SAMPANG, Pilar Pos || Kondisi jalan poros Kabupaten Sampang yang menghubungkan Desa Trapang dengan Desa Asem Jaran, Kecamatan Banyuates, hingga kini masih memprihatinkan. Kerusakan jalan tersebut telah berlangsung selama bertahun-tahun tanpa penanganan serius dari Pemerintah Kabupaten Sampang, Kamis (05/02/2026).
Warga setempat menduga kerusakan jalan disebabkan oleh aktivitas tambang galian C milik PT Sinar Batu Perkasa (SBP). Setiap hari, truk bermuatan material tambang dengan tonase berat melintasi jalan poros kabupaten tersebut.
Ironisnya, berdasarkan informasi warga, perbaikan jalan hanya dilakukan di wilayah Desa Asem Jaran. Sementara itu, ruas jalan yang berada di Desa Trapang dibiarkan rusak parah, sehingga memicu keluhan warga yang merasa diperlakukan tidak adil.
“Kenapa pihak galian C SBP tidak memperbaiki jalan di Desa Trapang? Yang diperbaiki hanya di Desa Asem Jaran. Padahal desa kami juga sangat terdampak aktivitas galian C itu. Kami meminta pihak perusahaan bertanggung jawab memperbaiki jalan di Desa Trapang,” keluh salah seorang warga.
Warga juga mengungkapkan bahwa intensitas lalu lintas truk bermuatan material tambang sangat tinggi dan terjadi setiap hari. Kondisi tersebut dinilai mempercepat kerusakan jalan. Namun hingga kini, pihak perusahaan dianggap lepas tangan dan tidak menunjukkan tanggung jawab atas dampak yang ditimbulkan.
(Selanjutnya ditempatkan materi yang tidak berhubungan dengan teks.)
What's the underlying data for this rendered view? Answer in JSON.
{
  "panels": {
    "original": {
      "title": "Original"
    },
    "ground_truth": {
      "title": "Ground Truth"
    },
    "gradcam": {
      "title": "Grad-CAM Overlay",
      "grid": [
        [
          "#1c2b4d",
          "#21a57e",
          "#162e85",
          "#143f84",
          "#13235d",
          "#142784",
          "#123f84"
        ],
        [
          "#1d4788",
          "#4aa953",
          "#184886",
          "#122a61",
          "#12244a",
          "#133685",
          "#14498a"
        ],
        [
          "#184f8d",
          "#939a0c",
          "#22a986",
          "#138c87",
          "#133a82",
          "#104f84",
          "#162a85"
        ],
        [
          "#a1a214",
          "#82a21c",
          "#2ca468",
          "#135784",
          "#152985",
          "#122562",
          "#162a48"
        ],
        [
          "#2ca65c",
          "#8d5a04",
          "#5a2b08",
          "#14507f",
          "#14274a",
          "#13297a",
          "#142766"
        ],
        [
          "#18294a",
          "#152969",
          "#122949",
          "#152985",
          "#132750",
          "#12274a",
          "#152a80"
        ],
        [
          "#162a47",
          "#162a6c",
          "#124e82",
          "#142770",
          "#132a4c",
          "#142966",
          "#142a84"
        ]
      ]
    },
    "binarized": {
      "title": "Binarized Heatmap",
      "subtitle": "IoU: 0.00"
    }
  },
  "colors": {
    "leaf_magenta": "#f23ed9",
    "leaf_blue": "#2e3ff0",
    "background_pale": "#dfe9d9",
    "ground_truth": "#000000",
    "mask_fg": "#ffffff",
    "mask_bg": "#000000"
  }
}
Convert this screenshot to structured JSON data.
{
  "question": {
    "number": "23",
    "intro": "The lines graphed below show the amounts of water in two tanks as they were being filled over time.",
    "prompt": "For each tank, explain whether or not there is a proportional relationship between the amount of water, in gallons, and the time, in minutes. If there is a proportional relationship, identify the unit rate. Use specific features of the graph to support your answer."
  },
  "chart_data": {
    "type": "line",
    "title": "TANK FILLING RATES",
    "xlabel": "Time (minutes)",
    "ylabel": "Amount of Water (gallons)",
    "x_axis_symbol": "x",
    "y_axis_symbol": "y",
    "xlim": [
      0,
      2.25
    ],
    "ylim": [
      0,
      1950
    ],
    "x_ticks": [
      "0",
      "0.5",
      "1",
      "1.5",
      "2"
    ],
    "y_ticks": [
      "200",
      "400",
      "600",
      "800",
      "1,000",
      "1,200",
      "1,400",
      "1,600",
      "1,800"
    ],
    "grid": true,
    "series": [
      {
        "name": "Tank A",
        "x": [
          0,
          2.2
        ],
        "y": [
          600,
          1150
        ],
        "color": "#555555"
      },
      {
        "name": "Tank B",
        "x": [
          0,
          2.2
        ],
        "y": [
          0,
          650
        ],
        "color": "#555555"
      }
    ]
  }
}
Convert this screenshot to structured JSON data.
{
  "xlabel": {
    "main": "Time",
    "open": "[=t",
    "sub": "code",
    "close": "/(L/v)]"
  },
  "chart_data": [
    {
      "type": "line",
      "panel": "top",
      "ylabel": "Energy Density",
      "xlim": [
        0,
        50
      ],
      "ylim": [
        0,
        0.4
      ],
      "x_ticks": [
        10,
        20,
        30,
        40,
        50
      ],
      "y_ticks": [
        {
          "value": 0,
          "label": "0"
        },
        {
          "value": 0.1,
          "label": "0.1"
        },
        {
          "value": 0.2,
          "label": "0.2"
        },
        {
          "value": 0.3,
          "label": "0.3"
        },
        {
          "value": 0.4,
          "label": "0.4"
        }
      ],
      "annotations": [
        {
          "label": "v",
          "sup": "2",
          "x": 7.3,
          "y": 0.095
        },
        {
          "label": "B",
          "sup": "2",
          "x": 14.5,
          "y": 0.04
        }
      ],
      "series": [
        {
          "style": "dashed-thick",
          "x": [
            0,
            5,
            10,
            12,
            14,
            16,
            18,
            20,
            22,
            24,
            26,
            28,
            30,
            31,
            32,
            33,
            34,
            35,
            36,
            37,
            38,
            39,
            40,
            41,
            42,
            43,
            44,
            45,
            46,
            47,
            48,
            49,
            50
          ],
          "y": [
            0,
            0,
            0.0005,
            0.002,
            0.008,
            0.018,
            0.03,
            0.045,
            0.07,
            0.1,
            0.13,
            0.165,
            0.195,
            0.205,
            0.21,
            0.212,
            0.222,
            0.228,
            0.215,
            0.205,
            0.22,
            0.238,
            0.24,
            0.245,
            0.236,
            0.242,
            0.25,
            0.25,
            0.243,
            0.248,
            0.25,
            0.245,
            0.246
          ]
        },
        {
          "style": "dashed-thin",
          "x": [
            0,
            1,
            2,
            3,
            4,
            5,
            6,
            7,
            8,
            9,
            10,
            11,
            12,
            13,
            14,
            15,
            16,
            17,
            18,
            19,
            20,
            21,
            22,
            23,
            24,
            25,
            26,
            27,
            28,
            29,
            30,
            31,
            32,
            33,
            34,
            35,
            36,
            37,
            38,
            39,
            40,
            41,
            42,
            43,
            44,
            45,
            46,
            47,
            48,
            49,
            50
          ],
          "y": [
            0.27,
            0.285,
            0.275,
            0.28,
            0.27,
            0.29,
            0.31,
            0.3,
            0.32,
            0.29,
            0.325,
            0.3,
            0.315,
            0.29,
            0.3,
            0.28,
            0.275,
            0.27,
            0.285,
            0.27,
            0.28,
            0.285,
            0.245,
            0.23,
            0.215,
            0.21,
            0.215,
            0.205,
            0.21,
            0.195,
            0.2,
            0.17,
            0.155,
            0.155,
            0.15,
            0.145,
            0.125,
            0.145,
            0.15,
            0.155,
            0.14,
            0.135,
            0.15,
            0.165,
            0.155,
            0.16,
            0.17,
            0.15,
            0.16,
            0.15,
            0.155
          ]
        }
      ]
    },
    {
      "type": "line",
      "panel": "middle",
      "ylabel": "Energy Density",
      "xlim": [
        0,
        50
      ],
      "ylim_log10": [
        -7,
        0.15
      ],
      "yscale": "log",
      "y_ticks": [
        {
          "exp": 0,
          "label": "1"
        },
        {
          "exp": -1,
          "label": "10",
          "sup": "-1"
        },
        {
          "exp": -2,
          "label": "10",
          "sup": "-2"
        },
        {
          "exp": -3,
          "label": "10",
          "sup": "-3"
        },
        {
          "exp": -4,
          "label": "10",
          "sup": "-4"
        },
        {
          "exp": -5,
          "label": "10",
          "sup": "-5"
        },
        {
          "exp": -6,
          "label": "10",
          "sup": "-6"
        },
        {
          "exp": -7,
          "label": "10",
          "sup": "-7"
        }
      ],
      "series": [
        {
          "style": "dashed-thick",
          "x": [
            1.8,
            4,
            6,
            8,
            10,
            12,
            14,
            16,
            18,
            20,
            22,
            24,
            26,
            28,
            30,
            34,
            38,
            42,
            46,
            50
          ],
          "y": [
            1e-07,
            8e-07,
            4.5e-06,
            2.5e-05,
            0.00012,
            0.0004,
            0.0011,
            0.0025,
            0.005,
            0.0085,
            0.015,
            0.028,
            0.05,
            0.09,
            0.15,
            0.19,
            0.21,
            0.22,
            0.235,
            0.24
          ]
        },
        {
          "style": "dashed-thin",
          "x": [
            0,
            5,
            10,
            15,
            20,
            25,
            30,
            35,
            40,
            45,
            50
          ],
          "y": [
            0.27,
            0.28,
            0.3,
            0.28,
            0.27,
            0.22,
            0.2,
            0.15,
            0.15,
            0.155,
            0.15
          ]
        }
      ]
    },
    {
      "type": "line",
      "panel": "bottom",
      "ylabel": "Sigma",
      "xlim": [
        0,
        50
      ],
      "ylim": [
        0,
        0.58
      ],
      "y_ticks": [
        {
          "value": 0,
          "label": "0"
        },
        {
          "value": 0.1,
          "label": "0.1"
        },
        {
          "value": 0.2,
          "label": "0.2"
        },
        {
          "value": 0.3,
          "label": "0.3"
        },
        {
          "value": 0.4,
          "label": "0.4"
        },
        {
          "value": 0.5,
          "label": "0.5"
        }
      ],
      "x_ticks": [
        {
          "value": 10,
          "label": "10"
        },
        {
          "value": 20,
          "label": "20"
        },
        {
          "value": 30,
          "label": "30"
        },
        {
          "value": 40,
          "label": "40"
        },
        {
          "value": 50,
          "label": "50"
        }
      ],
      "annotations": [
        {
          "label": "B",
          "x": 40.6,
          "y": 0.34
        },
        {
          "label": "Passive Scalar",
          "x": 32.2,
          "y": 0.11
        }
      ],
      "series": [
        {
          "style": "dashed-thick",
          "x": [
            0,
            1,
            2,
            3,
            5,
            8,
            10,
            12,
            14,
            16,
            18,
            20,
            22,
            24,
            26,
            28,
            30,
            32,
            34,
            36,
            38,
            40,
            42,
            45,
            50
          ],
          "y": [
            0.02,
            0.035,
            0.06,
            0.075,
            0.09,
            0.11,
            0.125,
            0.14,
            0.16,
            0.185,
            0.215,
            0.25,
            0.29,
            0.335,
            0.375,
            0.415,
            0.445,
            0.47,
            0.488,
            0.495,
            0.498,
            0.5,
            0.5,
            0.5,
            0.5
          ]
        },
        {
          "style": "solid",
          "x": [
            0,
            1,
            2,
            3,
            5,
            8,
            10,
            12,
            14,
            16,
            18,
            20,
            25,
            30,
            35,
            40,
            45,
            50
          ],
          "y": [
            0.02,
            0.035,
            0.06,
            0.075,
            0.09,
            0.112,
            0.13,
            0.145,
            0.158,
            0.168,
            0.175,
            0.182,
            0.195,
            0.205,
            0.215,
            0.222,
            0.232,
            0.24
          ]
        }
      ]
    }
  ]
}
“Truk bermuatan berat lalu lalang setiap hari. Akibatnya jalan rusak parah, tapi perusahaan seolah membiarkannya tanpa ada perbaikan,” ungkapnya.
Atas kondisi tersebut, warga mendesak aparat penegak hukum (APH), Pemerintah Kecamatan Banyuates, serta Polres Sampang untuk bertindak tegas dengan menutup aktivitas galian C di Desa Asem Jaran.
“Kami meminta APH segera menutup galian C tersebut agar kerusakan jalan poros kabupaten tidak semakin parah,” tegas warga.
Sementara itu, Kapolsek Banyuates, Iptu Siswanto, saat dikonfirmasi media ini menyampaikan bahwa berdasarkan informasi yang ia terima, perbaikan jalan tersebut direncanakan akan dilakukan secara swadaya.
“Kalau soal jalan rusak, informasinya akan diperbaiki secara swadaya. Terkait aktivitas galian C, akan kami cek terlebih dahulu,” ujarnya singkat.
Hal senada disampaikan Camat Banyuates, Moh. Imam, yang menegaskan bahwa pengelola tambang seharusnya memiliki kesadaran terhadap dampak aktivitas usahanya terhadap fasilitas umum.
“Seharusnya pemilik galian C memahami dampak aktivitasnya. Nanti akan saya cek langsung ke lapangan,” tegasnya.
Hingga berita ini diterbitkan, Pilarpos.com telah berupaya menghubungi pihak manajemen PT Sinar Batu Perkasa, namun belum memperoleh keterangan resmi terkait dugaan kerusakan jalan akibat aktivitas tambang tersebut.